The relationship of the nonprofit within the capitalist system dawned on me. You have to think like a capitalist, where are we getting the monies from? It got me thinking, how is this nonprofit going to compete with the pillars of the community like the boys and girls club and other nonprofits that have been around for many years? Lisa was my inspiration for including veterans because she’s a vet. So, I see it as a whole thing. How do we take a pool of money and help the most people that we can, not just children, but our vets are being underserved as well. There are so many different pockets of people that are being underserved. There is money, you just need to know how to market yourself and know where to pull it from. My idea was to take the vets and make them the mentors, so this becomes a project of transition, it’s a transition for them and it’s also first employment coming out of the military because they don’t really have many choices. There’s no help for that reintegration into society, so how beautiful it is to have a program of mentorship where you can actually re-integrate in a natural process of trust and community and relationship, especially with kids when they’re transitioning as well.
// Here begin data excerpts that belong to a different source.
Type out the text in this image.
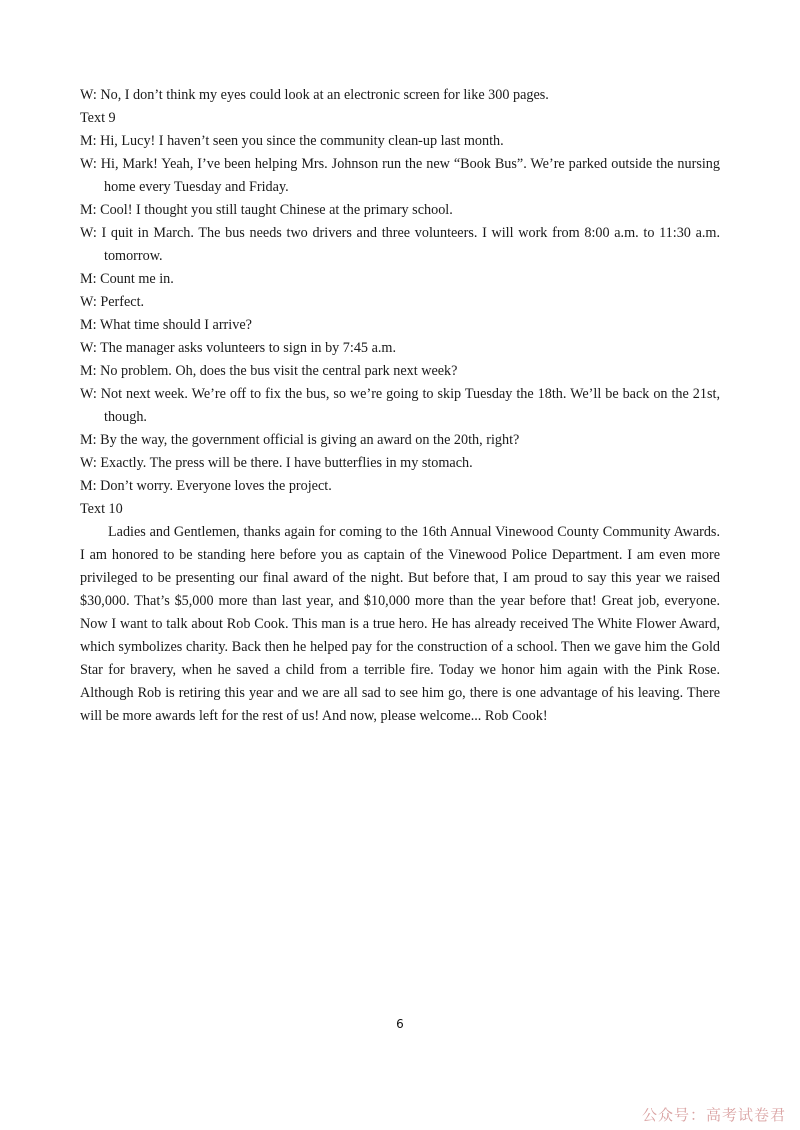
W: No, I don’t think my eyes could look at an electronic screen for like 300 pages.

Text 9

M: Hi, Lucy! I haven’t seen you since the community clean-up last month.

W: Hi, Mark! Yeah, I’ve been helping Mrs. Johnson run the new “Book Bus”. We’re parked outside the nursing home every Tuesday and Friday.

M: Cool! I thought you still taught Chinese at the primary school.

W: I quit in March. The bus needs two drivers and three volunteers. I will work from 8:00 a.m. to 11:30 a.m. tomorrow.

M: Count me in.

W: Perfect.

M: What time should I arrive?

W: The manager asks volunteers to sign in by 7:45 a.m.

M: No problem. Oh, does the bus visit the central park next week?

W: Not next week. We’re off to fix the bus, so we’re going to skip Tuesday the 18th. We’ll be back on the 21st, though.

M: By the way, the government official is giving an award on the 20th, right?

W: Exactly. The press will be there. I have butterflies in my stomach.

M: Don’t worry. Everyone loves the project.

Text 10

Ladies and Gentlemen, thanks again for coming to the 16th Annual Vinewood County Community Awards. I am honored to be standing here before you as captain of the Vinewood Police Department. I am even more privileged to be presenting our final award of the night. But before that, I am proud to say this year we raised $30,000. That’s $5,000 more than last year, and $10,000 more than the year before that! Great job, everyone. Now I want to talk about Rob Cook. This man is a true hero. He has already received The White Flower Award, which symbolizes charity. Back then he helped pay for the construction of a school. Then we gave him the Gold Star for bravery, when he saved a child from a terrible fire. Today we honor him again with the Pink Rose. Although Rob is retiring this year and we are all sad to see him go, there is one advantage of his leaving. There will be more awards left for the rest of us! And now, please welcome... Rob Cook!

6
公众号：高考试卷君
I presented this idea to Lisa and she liked it. That’s when she asked me to be co-founder and I was like, YES! We’ve presented it to a couple of cities (Richmond and Oakland) and they love the idea because there is so much money to be given.

Tell me more about how Carved Space would help Veterans transition?

Lisa: Often times, the transition back into the so called “civilian” world is difficult for Veterans.  First of all, in the military, we are taken away from our home communities, we serve overseas, we go on deployment. It’s just a different lifestyle. Even the language is different. So, a lot of times the transition back into civilian life is difficult. A lot of veterans have families so there’s a big rush to get a job. Even though there’s a push to hire veterans, the transition is not that smooth. You still have companies that look down on the military. They’re against war efforts. There are some companies that hire military members but there are a lot that don’t. Our nonprofit gives veterans a soft place to land where they are not in such a rush to jump into a job that they might not fit into well.

In the military, you hurry up and get things done and that way of working doesn’t always work in the civilian life. You don’t fit. So, you may get hired but how long will you last? There’s not a lot of data on veterans who get a job, but then are gone within 2-3 months, whether it’s the veteran’s idea to leave or the company’s. But a lot of times, the job doesn’t last because they haven’t been able to transition back into the civilian way of life. Carved Space is a soft spot and we would also allow them the opportunity, not just to mentor as their job, but also to be educated on the veteran benefits that are due to them. Instead of just working all day, they’ll have time to check into the VA to find out the program that is available to them.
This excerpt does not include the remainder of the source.